Baudelaire
admired Edgar Poe's short stories partly on the grounds that he considered
them 'tout à fait anti-féminine. Dans les livres d'Edgar Poe, le style
est serré, concaténé; la mauvaise volonté du lecteur ou de la presse
ne pourront pas passer à travers les mailles de ce réseau tressé par la
logique. Toutes les idées, comme des flèches obéissantes, volent au même
but. J'ai traversé une longue enfilade de contes sans trouver une histoire
d'amour.' The formal properties of the short story as described by Baudelaire
might indeed appear inimical to the 'histoire d'amour'; however, the surge
of short story writing by women and by non-metropolitan writers which
took place in the twentieth century was accompanied by an opening up of
the form and by a variety of new subject matter, including the love story.
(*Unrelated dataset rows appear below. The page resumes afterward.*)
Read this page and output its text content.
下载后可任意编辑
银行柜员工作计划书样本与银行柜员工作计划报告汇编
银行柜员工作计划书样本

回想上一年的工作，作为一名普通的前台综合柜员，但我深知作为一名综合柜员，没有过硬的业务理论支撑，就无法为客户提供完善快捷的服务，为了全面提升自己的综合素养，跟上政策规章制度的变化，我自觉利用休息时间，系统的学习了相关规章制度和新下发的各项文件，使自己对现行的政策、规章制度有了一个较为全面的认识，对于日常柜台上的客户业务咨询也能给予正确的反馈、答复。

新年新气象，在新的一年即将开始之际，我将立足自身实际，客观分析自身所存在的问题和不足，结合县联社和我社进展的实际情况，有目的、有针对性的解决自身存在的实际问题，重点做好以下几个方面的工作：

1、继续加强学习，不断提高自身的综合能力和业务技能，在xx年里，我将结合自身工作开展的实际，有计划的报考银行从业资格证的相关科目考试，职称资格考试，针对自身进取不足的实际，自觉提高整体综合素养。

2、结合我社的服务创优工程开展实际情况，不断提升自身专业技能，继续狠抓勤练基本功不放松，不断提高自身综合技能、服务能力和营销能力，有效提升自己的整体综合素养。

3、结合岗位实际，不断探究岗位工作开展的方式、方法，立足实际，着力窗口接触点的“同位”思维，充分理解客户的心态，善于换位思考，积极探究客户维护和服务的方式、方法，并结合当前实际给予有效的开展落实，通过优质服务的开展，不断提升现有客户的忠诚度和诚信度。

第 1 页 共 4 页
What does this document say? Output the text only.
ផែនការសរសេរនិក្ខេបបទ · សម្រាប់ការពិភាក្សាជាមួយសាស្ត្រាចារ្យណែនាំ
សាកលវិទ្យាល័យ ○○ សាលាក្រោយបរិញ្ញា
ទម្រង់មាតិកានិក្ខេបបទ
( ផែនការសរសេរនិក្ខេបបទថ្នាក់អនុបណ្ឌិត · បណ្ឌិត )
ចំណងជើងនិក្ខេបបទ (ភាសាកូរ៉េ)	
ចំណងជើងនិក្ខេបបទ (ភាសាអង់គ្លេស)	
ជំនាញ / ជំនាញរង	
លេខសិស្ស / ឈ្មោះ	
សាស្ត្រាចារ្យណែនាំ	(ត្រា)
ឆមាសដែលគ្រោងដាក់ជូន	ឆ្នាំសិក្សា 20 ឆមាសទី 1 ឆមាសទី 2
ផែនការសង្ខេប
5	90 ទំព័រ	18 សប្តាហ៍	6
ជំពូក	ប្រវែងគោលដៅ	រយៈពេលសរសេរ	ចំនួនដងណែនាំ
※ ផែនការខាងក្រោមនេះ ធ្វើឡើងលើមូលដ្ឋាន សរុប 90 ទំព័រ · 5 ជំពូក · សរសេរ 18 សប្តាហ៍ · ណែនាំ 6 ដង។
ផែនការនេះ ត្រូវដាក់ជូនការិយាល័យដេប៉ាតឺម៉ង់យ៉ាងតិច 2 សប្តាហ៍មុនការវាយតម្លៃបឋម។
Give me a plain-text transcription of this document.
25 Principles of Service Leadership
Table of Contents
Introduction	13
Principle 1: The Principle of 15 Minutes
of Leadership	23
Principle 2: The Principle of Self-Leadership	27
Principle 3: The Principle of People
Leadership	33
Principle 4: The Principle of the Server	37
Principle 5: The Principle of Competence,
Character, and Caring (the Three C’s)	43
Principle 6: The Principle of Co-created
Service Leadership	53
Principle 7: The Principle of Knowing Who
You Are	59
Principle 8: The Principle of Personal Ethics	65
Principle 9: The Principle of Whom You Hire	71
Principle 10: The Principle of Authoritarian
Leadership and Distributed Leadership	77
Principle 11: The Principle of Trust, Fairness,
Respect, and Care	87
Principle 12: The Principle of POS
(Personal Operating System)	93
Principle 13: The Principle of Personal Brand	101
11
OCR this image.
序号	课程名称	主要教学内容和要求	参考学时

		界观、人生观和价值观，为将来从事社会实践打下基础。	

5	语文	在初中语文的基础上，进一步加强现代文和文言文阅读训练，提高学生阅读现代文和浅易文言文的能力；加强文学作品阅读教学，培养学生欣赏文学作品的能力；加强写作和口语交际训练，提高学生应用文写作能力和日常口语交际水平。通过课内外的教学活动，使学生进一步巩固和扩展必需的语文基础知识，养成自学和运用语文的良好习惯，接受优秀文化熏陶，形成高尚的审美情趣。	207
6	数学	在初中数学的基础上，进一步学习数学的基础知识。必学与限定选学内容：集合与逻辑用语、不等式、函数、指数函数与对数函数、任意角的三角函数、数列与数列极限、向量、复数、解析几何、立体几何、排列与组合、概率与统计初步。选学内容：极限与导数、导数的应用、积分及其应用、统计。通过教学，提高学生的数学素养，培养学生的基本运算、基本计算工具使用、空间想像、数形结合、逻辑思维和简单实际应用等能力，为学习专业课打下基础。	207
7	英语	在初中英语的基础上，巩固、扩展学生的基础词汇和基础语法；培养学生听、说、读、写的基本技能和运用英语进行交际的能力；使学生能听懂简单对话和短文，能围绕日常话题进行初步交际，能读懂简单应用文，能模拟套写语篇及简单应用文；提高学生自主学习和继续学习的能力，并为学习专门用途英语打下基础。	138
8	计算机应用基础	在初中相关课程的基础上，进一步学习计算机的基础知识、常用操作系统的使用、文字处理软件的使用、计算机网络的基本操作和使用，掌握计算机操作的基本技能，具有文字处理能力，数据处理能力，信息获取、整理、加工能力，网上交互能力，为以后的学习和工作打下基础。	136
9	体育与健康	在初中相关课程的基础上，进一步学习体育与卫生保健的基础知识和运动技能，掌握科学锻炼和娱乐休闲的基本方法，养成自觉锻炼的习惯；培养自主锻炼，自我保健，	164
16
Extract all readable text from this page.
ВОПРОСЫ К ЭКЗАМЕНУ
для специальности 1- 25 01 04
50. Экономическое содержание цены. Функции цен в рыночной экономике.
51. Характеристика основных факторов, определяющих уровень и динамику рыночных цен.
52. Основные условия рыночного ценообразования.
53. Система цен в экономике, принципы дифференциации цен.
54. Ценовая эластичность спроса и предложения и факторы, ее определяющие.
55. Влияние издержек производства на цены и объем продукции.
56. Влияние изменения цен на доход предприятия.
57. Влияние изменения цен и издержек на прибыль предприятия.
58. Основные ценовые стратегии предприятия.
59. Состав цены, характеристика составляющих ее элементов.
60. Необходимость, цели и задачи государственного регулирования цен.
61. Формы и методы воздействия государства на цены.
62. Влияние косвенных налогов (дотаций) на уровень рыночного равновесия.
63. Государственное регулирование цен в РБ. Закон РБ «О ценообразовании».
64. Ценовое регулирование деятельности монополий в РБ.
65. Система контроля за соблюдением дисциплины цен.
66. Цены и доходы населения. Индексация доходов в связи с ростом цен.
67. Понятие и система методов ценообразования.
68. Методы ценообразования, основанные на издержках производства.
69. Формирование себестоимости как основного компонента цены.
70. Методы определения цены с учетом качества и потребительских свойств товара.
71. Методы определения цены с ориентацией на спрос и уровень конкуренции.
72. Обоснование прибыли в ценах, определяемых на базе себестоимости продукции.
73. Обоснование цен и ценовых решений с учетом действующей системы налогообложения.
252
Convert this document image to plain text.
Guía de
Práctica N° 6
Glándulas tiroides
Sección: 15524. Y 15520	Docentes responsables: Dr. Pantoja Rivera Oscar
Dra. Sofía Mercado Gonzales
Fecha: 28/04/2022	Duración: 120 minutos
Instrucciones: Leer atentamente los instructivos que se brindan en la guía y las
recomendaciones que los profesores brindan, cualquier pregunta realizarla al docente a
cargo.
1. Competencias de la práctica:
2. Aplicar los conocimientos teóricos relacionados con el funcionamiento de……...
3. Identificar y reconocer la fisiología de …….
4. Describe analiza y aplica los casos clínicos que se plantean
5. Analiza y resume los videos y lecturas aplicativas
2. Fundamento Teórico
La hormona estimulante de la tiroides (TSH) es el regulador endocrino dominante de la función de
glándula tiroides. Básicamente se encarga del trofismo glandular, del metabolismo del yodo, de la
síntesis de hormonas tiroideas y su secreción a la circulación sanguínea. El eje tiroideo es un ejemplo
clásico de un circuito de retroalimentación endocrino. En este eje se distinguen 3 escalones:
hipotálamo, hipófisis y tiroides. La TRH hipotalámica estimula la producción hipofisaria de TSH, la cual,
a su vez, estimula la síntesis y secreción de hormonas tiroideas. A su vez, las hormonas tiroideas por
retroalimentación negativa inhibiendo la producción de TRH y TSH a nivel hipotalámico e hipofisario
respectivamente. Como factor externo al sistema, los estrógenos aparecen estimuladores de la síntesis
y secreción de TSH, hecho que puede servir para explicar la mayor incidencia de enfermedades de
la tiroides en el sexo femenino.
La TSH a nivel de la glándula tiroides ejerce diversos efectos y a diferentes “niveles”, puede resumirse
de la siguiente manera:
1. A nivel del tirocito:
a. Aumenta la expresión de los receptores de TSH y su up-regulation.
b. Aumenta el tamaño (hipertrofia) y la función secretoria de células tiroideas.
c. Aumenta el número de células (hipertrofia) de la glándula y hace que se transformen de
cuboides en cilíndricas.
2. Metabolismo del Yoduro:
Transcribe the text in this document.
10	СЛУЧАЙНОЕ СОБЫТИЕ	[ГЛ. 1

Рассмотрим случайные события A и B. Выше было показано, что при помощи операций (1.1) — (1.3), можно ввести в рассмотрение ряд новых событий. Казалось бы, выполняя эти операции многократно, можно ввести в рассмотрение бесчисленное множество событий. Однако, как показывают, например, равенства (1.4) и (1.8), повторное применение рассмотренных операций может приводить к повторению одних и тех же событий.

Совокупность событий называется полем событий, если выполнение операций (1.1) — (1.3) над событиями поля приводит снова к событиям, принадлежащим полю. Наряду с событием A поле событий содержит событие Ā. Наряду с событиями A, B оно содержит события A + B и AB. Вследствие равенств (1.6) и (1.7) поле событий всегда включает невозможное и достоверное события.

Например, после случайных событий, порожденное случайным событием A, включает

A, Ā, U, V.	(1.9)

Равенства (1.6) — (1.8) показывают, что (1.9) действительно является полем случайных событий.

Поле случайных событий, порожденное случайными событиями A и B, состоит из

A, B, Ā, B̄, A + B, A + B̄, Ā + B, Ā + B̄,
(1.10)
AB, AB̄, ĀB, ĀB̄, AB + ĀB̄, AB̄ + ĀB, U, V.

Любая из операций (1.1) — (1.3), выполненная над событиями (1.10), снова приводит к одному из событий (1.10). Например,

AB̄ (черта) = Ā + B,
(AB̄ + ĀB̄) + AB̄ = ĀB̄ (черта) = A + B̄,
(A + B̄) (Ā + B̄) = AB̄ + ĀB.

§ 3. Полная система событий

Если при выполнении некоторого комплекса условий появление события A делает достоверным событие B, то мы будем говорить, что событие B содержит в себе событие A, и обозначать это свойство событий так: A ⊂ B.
My paper will consider four short stories by two women (one metropolitan
and one born in Algeria - Annie Saumont and Assia Djebar) and by two men
(one metropolitan and one born in Haiti - Michel Tournier and René Depestre).
It will investigate the ways in which a contemporary romance plot can
function within the short story, and will consider the impact of gender
and cultural difference on what Barthes terms the 'extreme solitude' of
the lover's discourse, and on the model of the love story.